Similarly, when employing Cost of Delay or Throughput Octane, sequencing decisions are made with at least some consideration of more items than those that can strictly fit in the process’s currently signaled capacity. The trick is to consider just enough work-items to be able to select what is needed to replenish the process, while at the same time trying to maximize the economic benefit of that selection.

Just-in-Time Commitment

A pull system both allows and needs Just-in-time Commitment. Work is committed to only when there is capacity to deal with it. The important aspect of commitment, beyond the team’s engagement to work, is also in the confidence that the committed to work-item will really flow through the process (possibly with no delays or interruptions) until it exits. In other words, there is an additional commitment. There is a commitment to conserving flow.

This kind of commitment is key to predictability, because it is what enables to switch from planning and estimation to probabilistic forecasting based on measurement and observation. The commitment to conservation of flow allows you to express expected Cycle Time for delivery as ranges with a probability distribution. A lot of guess work disappears, and promises can be kept.

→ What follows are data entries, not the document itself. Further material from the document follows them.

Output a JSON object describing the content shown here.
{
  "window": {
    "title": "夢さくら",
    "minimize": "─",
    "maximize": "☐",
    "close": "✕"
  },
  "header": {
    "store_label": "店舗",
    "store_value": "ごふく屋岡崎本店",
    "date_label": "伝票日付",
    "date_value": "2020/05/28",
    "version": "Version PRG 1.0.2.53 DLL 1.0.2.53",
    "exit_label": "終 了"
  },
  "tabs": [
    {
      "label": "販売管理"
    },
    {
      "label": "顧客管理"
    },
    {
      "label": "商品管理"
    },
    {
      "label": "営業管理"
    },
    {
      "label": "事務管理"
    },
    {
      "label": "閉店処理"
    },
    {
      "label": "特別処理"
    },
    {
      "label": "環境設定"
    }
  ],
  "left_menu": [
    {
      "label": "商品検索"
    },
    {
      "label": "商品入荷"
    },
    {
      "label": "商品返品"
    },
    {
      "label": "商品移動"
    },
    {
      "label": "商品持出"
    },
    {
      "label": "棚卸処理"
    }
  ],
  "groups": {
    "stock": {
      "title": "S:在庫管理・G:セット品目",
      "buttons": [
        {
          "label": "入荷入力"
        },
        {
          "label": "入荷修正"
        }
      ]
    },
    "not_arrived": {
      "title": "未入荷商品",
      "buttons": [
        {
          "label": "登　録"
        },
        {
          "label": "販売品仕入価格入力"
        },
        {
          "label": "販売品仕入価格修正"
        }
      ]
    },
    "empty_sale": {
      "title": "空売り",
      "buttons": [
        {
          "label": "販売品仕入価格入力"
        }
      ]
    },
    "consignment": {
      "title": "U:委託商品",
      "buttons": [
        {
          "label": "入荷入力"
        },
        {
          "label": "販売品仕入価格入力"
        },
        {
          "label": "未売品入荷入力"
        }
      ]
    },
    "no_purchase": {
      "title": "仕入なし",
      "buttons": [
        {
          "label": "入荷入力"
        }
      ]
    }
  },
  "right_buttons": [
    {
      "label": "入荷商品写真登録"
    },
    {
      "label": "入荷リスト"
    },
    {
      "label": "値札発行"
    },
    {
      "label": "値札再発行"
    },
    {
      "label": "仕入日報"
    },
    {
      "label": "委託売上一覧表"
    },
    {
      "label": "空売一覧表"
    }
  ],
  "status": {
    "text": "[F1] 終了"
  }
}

Exceptions to Conservation of Flow

Notwithstanding the intent to uphold the assumptions for Little’s Law, there can be exception to Conservation of Flow.

For instance, events might happen that will induce the abandonment of work-items that are going through the process. Typically there will be well grounded business reasons for this, relating to the arrival of new information that changes the contexts and the needs. Any event that disrupts flow should trigger some kind of analysis, and move the organization to find out why it happened. Flow disruptions should always be taken as an opportunity to ask: Why did it happen?

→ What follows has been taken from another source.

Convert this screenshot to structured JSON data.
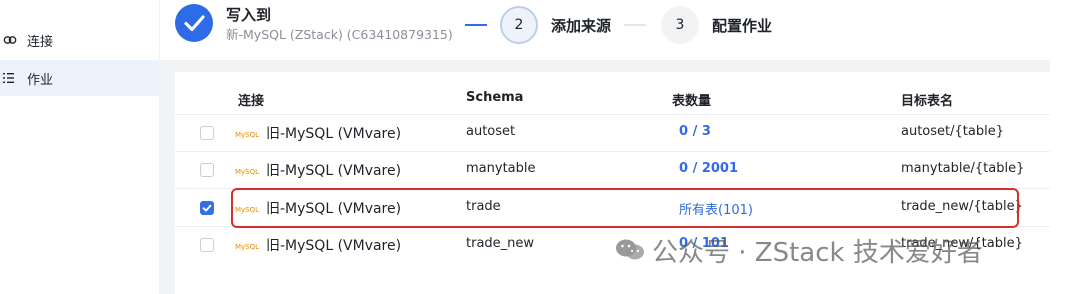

Even more important, from a predictability perspective, is to properly capture these events in the data and metrics. Items that are prematurely discarded from the process, should never be removed from the data. Without complete data, any Cumulative Flow Diagram will become invalid, and predictability will suffer.

Flow Conditioning

In order to avoid exceptions to the Conservation of Flow as much as possible, Dan presents the idea of Flow Conditioning. Items to be worked are selected based on the best chances of success they might have. In other words: The state of the process should be taken into consideration when making prioritization and pull decisions. This is because the state of the process might influence the chances of work-items going smoothly through it.

For example, if key personnel is on sick leave, it might not be possible to perform certain work. Then it makes sense to select work items that do not require that kind of work.

Conservation of Flow and TameFlow

Dan’s treatment of the Conservation of Flow provides many very valuable ideas that can be applied to extend TameFlow!

The above concepts are all truly important. While it might be exercised intuitively by practitioners, creating an explicit awareness about Flow Conditioning, makes it so much more applicable. Flow Conditioning will definitively be added to TameFlow as an explicit practice for the management of Operational Flow.

Likewise the precept of always capturing all data (including data of items that did not proceed through the whole process, or were abandoned, or were subject to back-flows), are essential and will be made explicit in TameFlow.

TameFlow uses sophisticated practices to perform root cause analysis of flow disruptions. However the triggering of such analysis is induced by signals that typically come from Buffer Management. The valuable idea that Dan contributes, about performing the analysis for any event that causes flow disruption can be seen as a further, significant refinement that gives finer granularity and more opportunities to investigate where the process can be improved. And it is the most sensible alternative when moving over to Continuous Flow where Buffer Management might not be needed.